Turning the air blue: Avatar and Iris both offend, but only one could be hauled up in court for it.
During his miserable 1940s exile in Los Angeles, the irredeemably cranky German philosopher Theodor Adorno revolted against what he called “the culture industry.” His regular visits to the cinema had convinced him that art was now manufactured in much the same way as toothpaste or airplanes. Films, as well as music and literature, had degenerated, he claimed, into a series of “ready-made clichés” designed to lull society into a state of brain-dead submission, stifling all potential for aesthetic and political renewal. Corporate power thus secured itself by eliminating dissent from the cultural sphere.
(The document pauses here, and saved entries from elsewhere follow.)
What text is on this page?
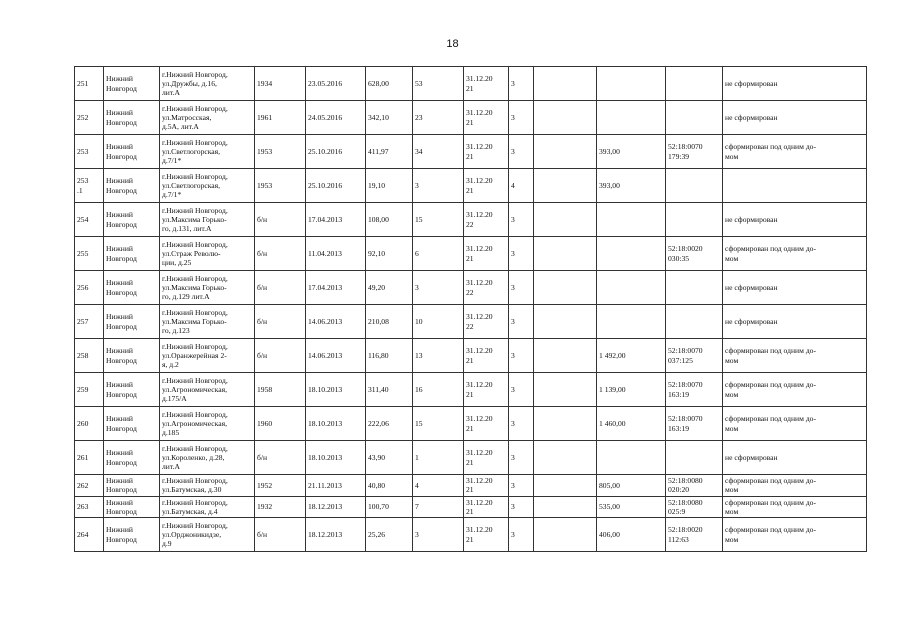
18
251	Нижний
Новгород	г.Нижний Новгород,
ул.Дружбы, д.16,
лит.А	1934	23.05.2016	628,00	53	31.12.20
21	3				не сформирован
252	Нижний
Новгород	г.Нижний Новгород,
ул.Матросская,
д.5А, лит.А	1961	24.05.2016	342,10	23	31.12.20
21	3				не сформирован
253	Нижний
Новгород	г.Нижний Новгород,
ул.Светлогорская,
д.7/1*	1953	25.10.2016	411,97	34	31.12.20
21	3		393,00	52:18:0070
179:39	сформирован под одним до-
мом
253
.1	Нижний
Новгород	г.Нижний Новгород,
ул.Светлогорская,
д.7/1*	1953	25.10.2016	19,10	3	31.12.20
21	4		393,00		
254	Нижний
Новгород	г.Нижний Новгород,
ул.Максима Горько-
го, д.131, лит.А	б/н	17.04.2013	108,00	15	31.12.20
22	3				не сформирован
255	Нижний
Новгород	г.Нижний Новгород,
ул.Страж Револю-
ции, д.25	б/н	11.04.2013	92,10	6	31.12.20
21	3			52:18:0020
030:35	сформирован под одним до-
мом
256	Нижний
Новгород	г.Нижний Новгород,
ул.Максима Горько-
го, д.129 лит.А	б/н	17.04.2013	49,20	3	31.12.20
22	3				не сформирован
257	Нижний
Новгород	г.Нижний Новгород,
ул.Максима Горько-
го, д.123	б/н	14.06.2013	210,08	10	31.12.20
22	3				не сформирован
258	Нижний
Новгород	г.Нижний Новгород,
ул.Оранжерейная 2-
я, д.2	б/н	14.06.2013	116,80	13	31.12.20
21	3		1 492,00	52:18:0070
037:125	сформирован под одним до-
мом
259	Нижний
Новгород	г.Нижний Новгород,
ул.Агрономическая,
д.175/А	1958	18.10.2013	311,40	16	31.12.20
21	3		1 139,00	52:18:0070
163:19	сформирован под одним до-
мом
260	Нижний
Новгород	г.Нижний Новгород,
ул.Агрономическая,
д.185	1960	18.10.2013	222,06	15	31.12.20
21	3		1 460,00	52:18:0070
163:19	сформирован под одним до-
мом
261	Нижний
Новгород	г.Нижний Новгород,
ул.Короленко, д.28,
лит.А	б/н	18.10.2013	43,90	1	31.12.20
21	3				не сформирован
262	Нижний
Новгород	г.Нижний Новгород,
ул.Батумская, д.30	1952	21.11.2013	40,80	4	31.12.20
21	3		805,00	52:18:0080
020:20	сформирован под одним до-
мом
263	Нижний
Новгород	г.Нижний Новгород,
ул.Батумская, д.4	1932	18.12.2013	100,70	7	31.12.20
21	3		535,00	52:18:0080
025:9	сформирован под одним до-
мом
264	Нижний
Новгород	г.Нижний Новгород,
ул.Орджоникидзе,
д.9	б/н	18.12.2013	25,26	3	31.12.20
21	3		406,00	52:18:0020
112:63	сформирован под одним до-
мом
However, there isn’t much space in this analysis for, say, John Ford, Stanley Kubrick or Easy Rider. Nor does it seem to account for the anomaly of the stridently anti-corporate blockbuster. For example, in 1981, at the height of Reaganism, Warren Beatty scored an improbable hit with Reds, his lavish and defiantly affectionate portrayal of the October Revolution. United Artists and Paramount had less luck with Bernardo Bertolucci’s 1900 – an occasionally brilliant, spectacularly self-indulgent, and overtly Marxist take on 20th-century Italian history which went millions over budget and finally clocked in at almost six hours in length. More recently, Michael Moore’s various manipulative jeremiads have raked in hundreds of millions for Comrade Weinstein and co.